Maria Elia's brilliant combination of flavours and textures makes an impressive starter or buffet party dish
By Maria Elia
Wild Salmon and Ginger Tartare-Filled Potato Cubes with Greek Yogurt and Flying Fish Roe
  • Rating:
  • Serves: Makes 10 cubes
  • Cook Time: 10 minutes
  • Prep Time: 30 minutes plus 30 mins chilling
  • Effort: medium

Ingredients

For the salmon tartare

  • 150 g wild salmon fillet, finely diced
  • 50 ml lime juice
  • 4 tbsp ginger juice, 1 x 20cm ginger root, grated and squeezed
  • dash tabasco
  • 1 shallot, very finely diced
  • 2 cloves garlic, grated
  • 8 tsp fish sauce
  • 2 strips pickled ginger, finely diced
  • 4 tsp chopped dill

For the potato cubes

  • vegetable oil, for deep frying
  • 3-4 large Maris Piper potatoes, peeled, cut into perfect 3cm cubes, middles scooped out with a melon baller and rinsed in cold water (use the waste for making into chips or sautéing)
  • 10 tsp Greek yogurt
  • 2 chives, top ends snipped into 2cm lengths
  • 1 x 10g jar flying fish roe

Method

1. For the salmon tartare: mix all the ingredients together and chill for 20 minutes

2. For the potato cubes: heat the oil in a deep-fat fryer to 160C.

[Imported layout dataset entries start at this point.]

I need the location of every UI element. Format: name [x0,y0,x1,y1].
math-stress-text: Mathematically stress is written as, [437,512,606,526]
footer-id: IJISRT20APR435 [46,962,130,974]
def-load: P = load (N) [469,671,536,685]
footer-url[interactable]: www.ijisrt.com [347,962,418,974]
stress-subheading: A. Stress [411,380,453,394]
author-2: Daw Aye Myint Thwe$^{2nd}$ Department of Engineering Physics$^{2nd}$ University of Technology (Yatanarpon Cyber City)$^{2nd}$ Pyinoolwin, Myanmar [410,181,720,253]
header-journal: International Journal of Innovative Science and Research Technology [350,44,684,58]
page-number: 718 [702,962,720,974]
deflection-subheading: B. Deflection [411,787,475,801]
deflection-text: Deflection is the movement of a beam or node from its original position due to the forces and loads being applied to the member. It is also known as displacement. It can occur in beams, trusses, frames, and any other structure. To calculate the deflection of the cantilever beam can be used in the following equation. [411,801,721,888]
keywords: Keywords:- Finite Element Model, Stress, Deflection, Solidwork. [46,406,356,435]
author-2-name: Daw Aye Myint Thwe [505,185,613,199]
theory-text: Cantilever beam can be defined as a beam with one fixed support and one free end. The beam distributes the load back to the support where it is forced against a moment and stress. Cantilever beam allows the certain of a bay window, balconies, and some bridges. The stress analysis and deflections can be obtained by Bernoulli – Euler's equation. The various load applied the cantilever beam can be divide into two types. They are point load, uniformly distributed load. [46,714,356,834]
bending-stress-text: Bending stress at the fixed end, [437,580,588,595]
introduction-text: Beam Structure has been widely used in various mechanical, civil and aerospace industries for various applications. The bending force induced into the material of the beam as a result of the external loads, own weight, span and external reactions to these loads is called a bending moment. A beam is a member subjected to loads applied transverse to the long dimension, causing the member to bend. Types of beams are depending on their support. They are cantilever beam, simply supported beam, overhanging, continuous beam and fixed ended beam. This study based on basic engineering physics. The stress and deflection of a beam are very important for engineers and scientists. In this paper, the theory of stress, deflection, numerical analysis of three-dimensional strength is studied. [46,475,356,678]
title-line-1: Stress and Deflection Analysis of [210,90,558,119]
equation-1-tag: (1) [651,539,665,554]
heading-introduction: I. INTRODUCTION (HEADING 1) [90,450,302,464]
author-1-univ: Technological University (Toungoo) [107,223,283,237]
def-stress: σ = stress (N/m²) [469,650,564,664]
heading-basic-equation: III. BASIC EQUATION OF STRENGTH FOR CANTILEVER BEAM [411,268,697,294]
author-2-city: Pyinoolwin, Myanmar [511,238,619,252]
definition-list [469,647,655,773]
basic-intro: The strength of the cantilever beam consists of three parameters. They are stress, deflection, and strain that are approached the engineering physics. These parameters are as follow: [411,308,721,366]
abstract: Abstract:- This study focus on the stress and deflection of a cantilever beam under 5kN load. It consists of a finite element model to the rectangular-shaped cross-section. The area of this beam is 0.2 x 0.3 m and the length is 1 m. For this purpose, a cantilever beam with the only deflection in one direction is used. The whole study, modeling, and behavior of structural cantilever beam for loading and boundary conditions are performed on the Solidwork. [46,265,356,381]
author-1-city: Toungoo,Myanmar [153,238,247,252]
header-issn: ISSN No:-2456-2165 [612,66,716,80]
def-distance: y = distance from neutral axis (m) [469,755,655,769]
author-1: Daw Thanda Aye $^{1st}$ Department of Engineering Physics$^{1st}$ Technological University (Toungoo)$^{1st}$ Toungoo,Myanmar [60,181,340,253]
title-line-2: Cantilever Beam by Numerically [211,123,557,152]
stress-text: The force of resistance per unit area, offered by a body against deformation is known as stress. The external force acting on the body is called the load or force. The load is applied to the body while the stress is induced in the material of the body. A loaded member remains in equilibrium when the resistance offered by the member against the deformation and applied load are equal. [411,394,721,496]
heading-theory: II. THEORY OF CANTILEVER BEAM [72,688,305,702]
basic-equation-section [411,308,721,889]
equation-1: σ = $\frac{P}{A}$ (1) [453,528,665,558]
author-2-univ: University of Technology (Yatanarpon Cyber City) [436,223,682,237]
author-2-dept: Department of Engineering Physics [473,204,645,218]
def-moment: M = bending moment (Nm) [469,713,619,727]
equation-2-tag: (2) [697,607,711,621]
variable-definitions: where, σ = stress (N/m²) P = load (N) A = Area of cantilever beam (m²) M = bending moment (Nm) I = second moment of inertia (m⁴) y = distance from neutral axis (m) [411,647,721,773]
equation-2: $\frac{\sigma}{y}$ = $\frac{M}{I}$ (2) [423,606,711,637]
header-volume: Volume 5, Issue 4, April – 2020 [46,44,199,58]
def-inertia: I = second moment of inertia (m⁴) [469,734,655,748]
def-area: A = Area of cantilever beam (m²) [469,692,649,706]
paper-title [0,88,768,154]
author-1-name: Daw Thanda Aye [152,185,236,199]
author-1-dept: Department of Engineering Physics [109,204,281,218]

3. Drain and dry the potato cubes and cook in the hot oil for 6 minutes. Remove the potatoes.

4. Turn up the fryer to 180C and cook the potatoes for 4 minutes or until golden. Drain on kitchen paper.

5. Serve by filling each cube with a little Greek yogurt, then top with salmon tartare, chives and flying fish roe.